If you’ve never been to one of Nathaniel’s Bookleggers event, you should go to the next one. There’s a pretty good chance that drinks will be available, a decent chance there will be a DJ, and a near-certain probability that there will be some truly good books on the table and some friendly, plucky people to get into it with. There’s little to argue with there—though a Miamian might find a way. In my own recent experience, I encountered a full roll of interesting and interested people, all of whom were appreciative of what was happening. I saw a jumble of eager and creative individuals, none of whom seemed conflicted about being in Miami. My sense is that people are coming to—or coming back to, or have stayed in—Miami because it’s a place of openness and freedom, a place where people come to try to do the things they want to do because there is an environment and opportunity here that allows for that. If you want to make art, or chill the fuck out in the sun, or start a business, or work in a bar and have a great time, or hand out books to people for free, all of that is accessible and achievable in a way that it’s not in a city like New York. Even this very essay is influenced by, and inflected with, that openness. Apparently, once you catch the germ, it’s contagious. But chances are I’m only telling you something you already know. Chances are, for better or worse, you’re already among the beautifully infected.

We spent one night at the Cucu’s Nest, a terrifically un-self-conscious bar, where we half-watched football, listened to the bewilderingly excellent selection of tunes coming from the jukebox, and chatted with the cute and talkative Ukrainian bartender who couldn’t have been older than twenty-one. There was only a handful of other people in the place, including one soggy dickhead who kept approaching the bar and trying to persuade the young bartender into going out with him, even though she clearly wasn’t having it. The guy was a mess, but thought he was James Bond. I half-considered stepping in, but saw that a) it would only start a stupid fight, with which I have little experience and no expertise, and b) that she was fending for herself extremely well. This girl came to Miami for the possibility of something—I have no idea what—and she wasn’t going to let this asshole fuck it up, not even for a minute.

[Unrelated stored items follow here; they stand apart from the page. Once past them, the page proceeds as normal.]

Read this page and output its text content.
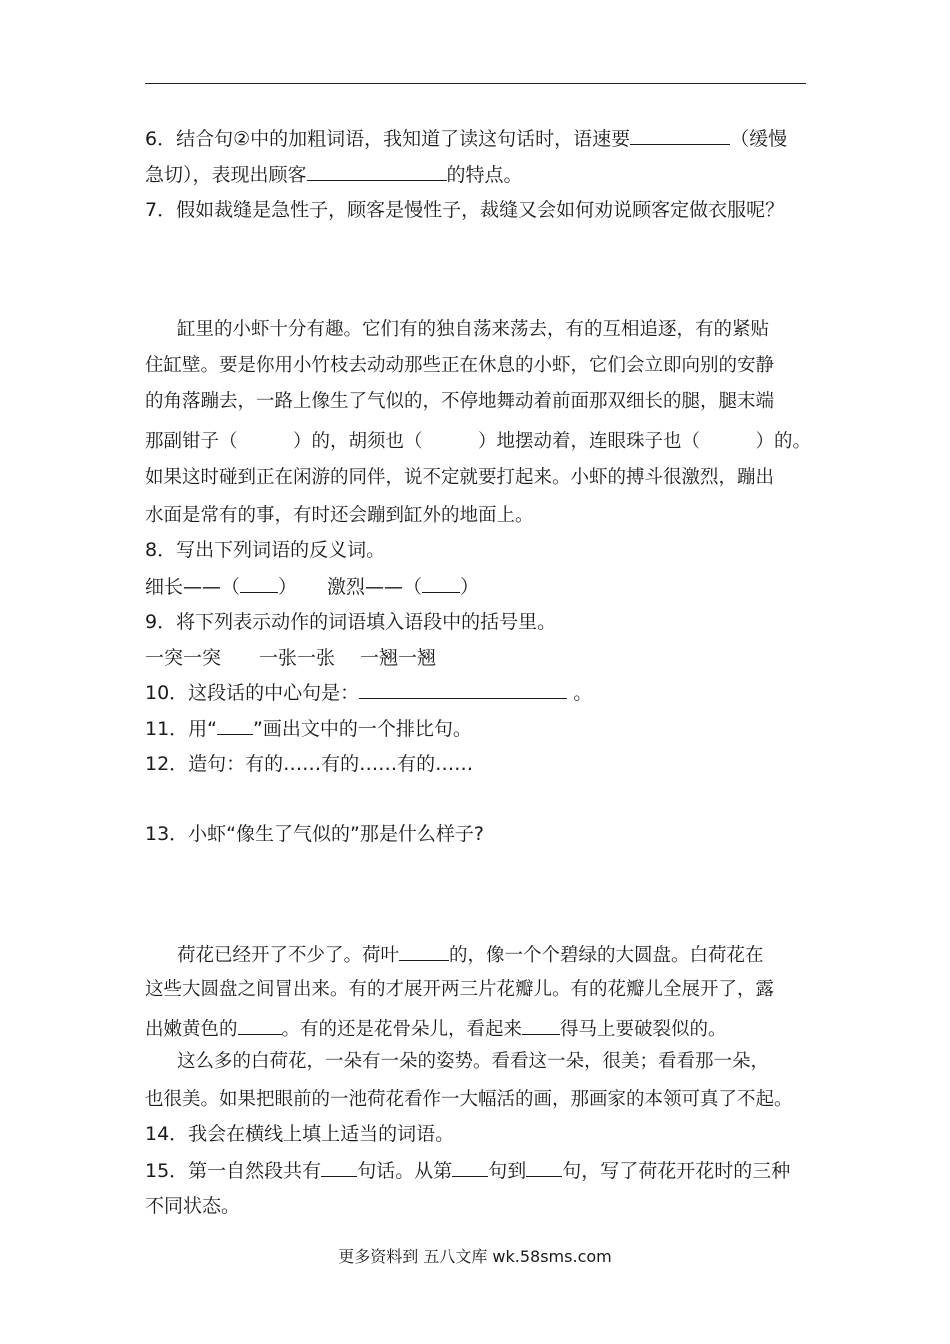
6．结合句②中的加粗词语，我知道了读这句话时，语速要	（缓慢
急切），表现出顾客	的特点。
7．假如裁缝是急性子，顾客是慢性子，裁缝又会如何劝说顾客定做衣服呢？
缸里的小虾十分有趣。它们有的独自荡来荡去，有的互相追逐，有的紧贴
住缸壁。要是你用小竹枝去动动那些正在休息的小虾，它们会立即向别的安静
的角落蹦去，一路上像生了气似的，不停地舞动着前面那双细长的腿，腿末端
那副钳子（　　　）的，胡须也（　　　）地摆动着，连眼珠子也（　　　）的。
如果这时碰到正在闲游的同伴，说不定就要打起来。小虾的搏斗很激烈，蹦出
水面是常有的事，有时还会蹦到缸外的地面上。
8．写出下列词语的反义词。
细长——（ ） 激烈——（ ）
9．将下列表示动作的词语填入语段中的括号里。
一突一突　　一张一张　 一翘一翘
10．这段话的中心句是：	。
11．用“ ”画出文中的一个排比句。
12．造句：有的……有的……有的……
13．小虾“像生了气似的”那是什么样子?
荷花已经开了不少了。荷叶	的，像一个个碧绿的大圆盘。白荷花在
这些大圆盘之间冒出来。有的才展开两三片花瓣儿。有的花瓣儿全展开了，露
出嫩黄色的 。有的还是花骨朵儿，看起来 得马上要破裂似的。
这么多的白荷花，一朵有一朵的姿势。看看这一朵，很美；看看那一朵，
也很美。如果把眼前的一池荷花看作一大幅活的画，那画家的本领可真了不起。
14．我会在横线上填上适当的词语。
15．第一自然段共有 句话。从第 句到 句，写了荷花开花时的三种
不同状态。
更多资料到 五八文库 wk.58sms.com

Of course I can’t say whether she’s going to find what she’s after—we all know that many don’t, regardless (or because) of where they’re searching—but I can say that based on the evidence I gathered in this city in one week, it looks like she has a chance. Because what I see in Miami and its people is spirit, backbone, and a kind of feisty honesty. A willingness to live in the duality of human experience. The lesson that Miami sends with me as I fly back to my life in New York is that for every well-lit grid of sense there is in this world, there are lots of dark patches of mystery and nonsense lurking, and that’s okay.

SAM BEEBE lives in Brooklyn, teaches writing at New York University, and is currently writing a nonfiction book about the mysterious, unnatural death of his grandmother.